Ideas like learning, self-actualization and joy can happen, but only after students are indoctrinated into understanding “how society works.” And “how society works,” according to Bowles and Gintis, is that a large mass of docile unskilled workers surrender their natural initiative and creativity in exchange for creature comforts doled out through paychecks or government assistance, while only a wealthy elite enjoy autonomy and creativity in their work lives.
The idea that everyone can succeed in school and join the elite is illogical. But the idea that anyone can is the foundation of our schools. Presumably, those with the highest grades, best natural smarts, and hardest work ethic rise to the top and enter the elite.
This is not true. Statistically speaking, a child’s socio-economic status, not his academic performance or IQ quotient, is much more important in determining how far he or she will go in school and in society. Over the past fifty years, the number of people with high school degrees has doubled. Income distribution has stayed the same, or grown more unequal. Now and then a poor person might break out of the statistics and achieve real power, but despite everything we believe to be true about our nation and the power of education, the vast majority of Americans live more or less how their parents did.
What does this mean for someone, like me, who has staked his career on the hope that public education can alleviate society’s ills? Am I doing little more than easing young people into predetermined roles? Do I find satisfaction in the isolated success story?
My work with the Academy for the Love of Learning recently lead me to BALLE, the Business Alliance for Local Living Economies. It’s a fascinating group, supporting networks of local, sustainable economies around the country. I spoke with Executive Director Michelle Long, who was largely responsible for sparking and sustaining a massive local movement in Bellingham, WA, and was impressed by her vision of economies in which people are not employees and consumers, but active, creative contributors to localized, ecologically-minded businesses.
I find more promise in this movement than in Bowles and Gintis’ suggestion, which is that we move towards democratic socialism. For one, the local movement plays in much more readily to American ideology about independence, community and Main Street. Secondly, building local economies does not have to start in Washington, where the power of large corporations has proven insurmountable. Creating a local economy can happen from the ground up.
And teachers and students could play a significant role – and genuinely reform their schools in the process.

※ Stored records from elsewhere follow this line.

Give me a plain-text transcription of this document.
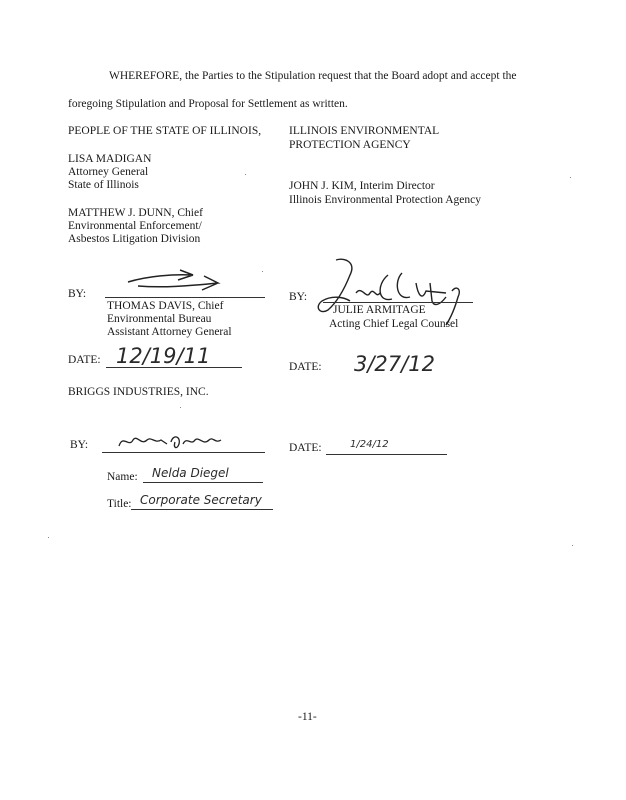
WHEREFORE, the Parties to the Stipulation request that the Board adopt and accept the
foregoing Stipulation and Proposal for Settlement as written.
PEOPLE OF THE STATE OF ILLINOIS,
LISA MADIGAN
Attorney General
State of Illinois
MATTHEW J. DUNN, Chief
Environmental Enforcement/
Asbestos Litigation Division
BY:
THOMAS DAVIS, Chief
Environmental Bureau
Assistant Attorney General
DATE: 12/19/11
ILLINOIS ENVIRONMENTAL
PROTECTION AGENCY
JOHN J. KIM, Interim Director
Illinois Environmental Protection Agency
BY:
JULIE ARMITAGE
Acting Chief Legal Counsel
DATE: 3/27/12
BRIGGS INDUSTRIES, INC.
BY:	DATE:	1/24/12
Name: Nelda Diegel
Title: Corporate Secretary
-11-
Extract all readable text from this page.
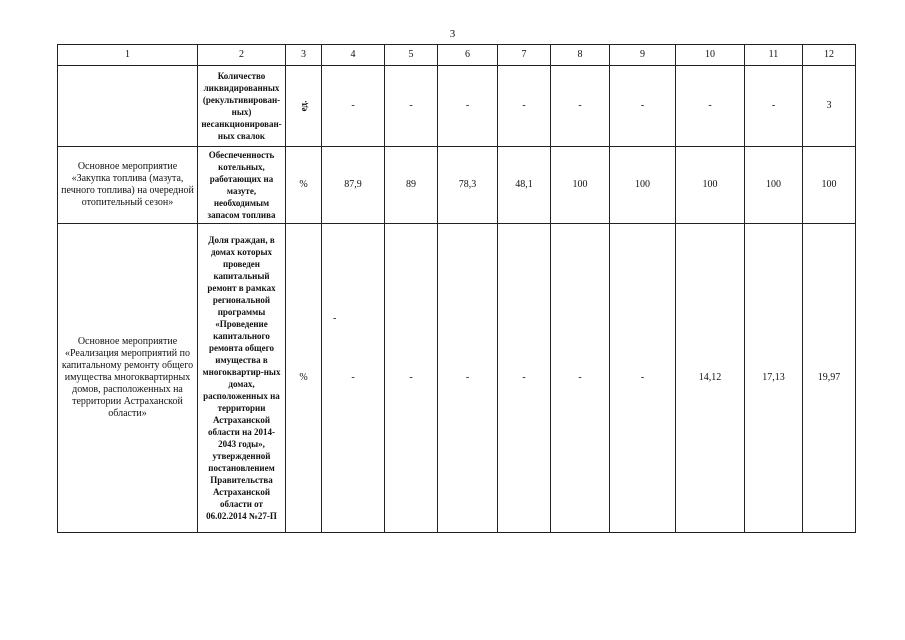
3
1	2	3	4	5	6	7	8	9	10	11	12
	Количество ликвидированных (рекультивирован-ных) несанкционирован-ных свалок	ед.	-	-	-	-	-	-	-	-	3
Основное мероприятие «Закупка топлива (мазута, печного топлива) на очередной отопительный сезон»	Обеспеченность котельных, работающих на мазуте, необходимым запасом топлива	%	87,9	89	78,3	48,1	100	100	100	100	100
Основное мероприятие «Реализация мероприятий по капитальному ремонту общего имущества многоквартирных домов, расположенных на территории Астраханской области»	Доля граждан, в домах которых проведен капитальный ремонт в рамках региональной программы «Проведение капитального ремонта общего имущества в многоквартир-ных домах, расположенных на территории Астраханской области на 2014-2043 годы», утвержденной постановлением Правительства Астраханской области от 06.02.2014 №27-П	%	-	-	-	-	-	-	14,12	17,13	19,97
-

The idea of getting kids out into the “real world” to learn from businesses and artists is in vogue, evidenced by a growth of mentorship programs, and innovative models like The Big Picture Organization, the Blue Ox School for Traditional Arts, and the High School for Recording Arts. Stepping beyond the old vocational education model (think shop class), these models build learning relationships between young people and real businesses outside of school. The kids are exposed to new skills, including how to talk to adults and interact in a professional culture, and the businesses have the satisfaction of knowing they are helping educate the next generation. The students still work on academic skills back in the classroom, ideally with more interest, as they know see how geometry can help them at their architecture internship, chemistry at the restaurant, history at the law office.
The next step for this model, which has resulted in high school graduation rates of over 90% at the Big Picture schools, would be to begin consciously partnering not with any willing business, but specifically with businesses that are active members of local economy networks. At school, students and teachers would explore economics on a theoretical level, and then in the community would help the businesses design, create and market goods or services that take into account the triple bottom line: turning a profit, providing dignified and creative labor for locals, and making responsible use of natural resources.
I can imagine two students at a small carpentry shop, designing and producing a folding chair made from local lumber. A team of students becoming genuine employer-owners of a cooperative coffee shop, exploring fair trade and how to market local products. Students working for a green builder, helping design energy efficient ways to heat.
I sounded this idea off on Michelle Long from BALLE. She thought it was great, but told me she had never really thought much about how schools could play a role in the building of local economies, just as I’d never thought much about the economy.
Time to start thinking outside our fields. Training children to succeed within current economic structures is not only a waste of time, if Bowles and Gintis are right, but it’s also the wrong thing to do. Teachers and students need to bust out of the classroom; share their energy, curiosity and imagination with forward-thinking small business owners; and focus their curriculum on how they can help build the sustainable, just economy we need.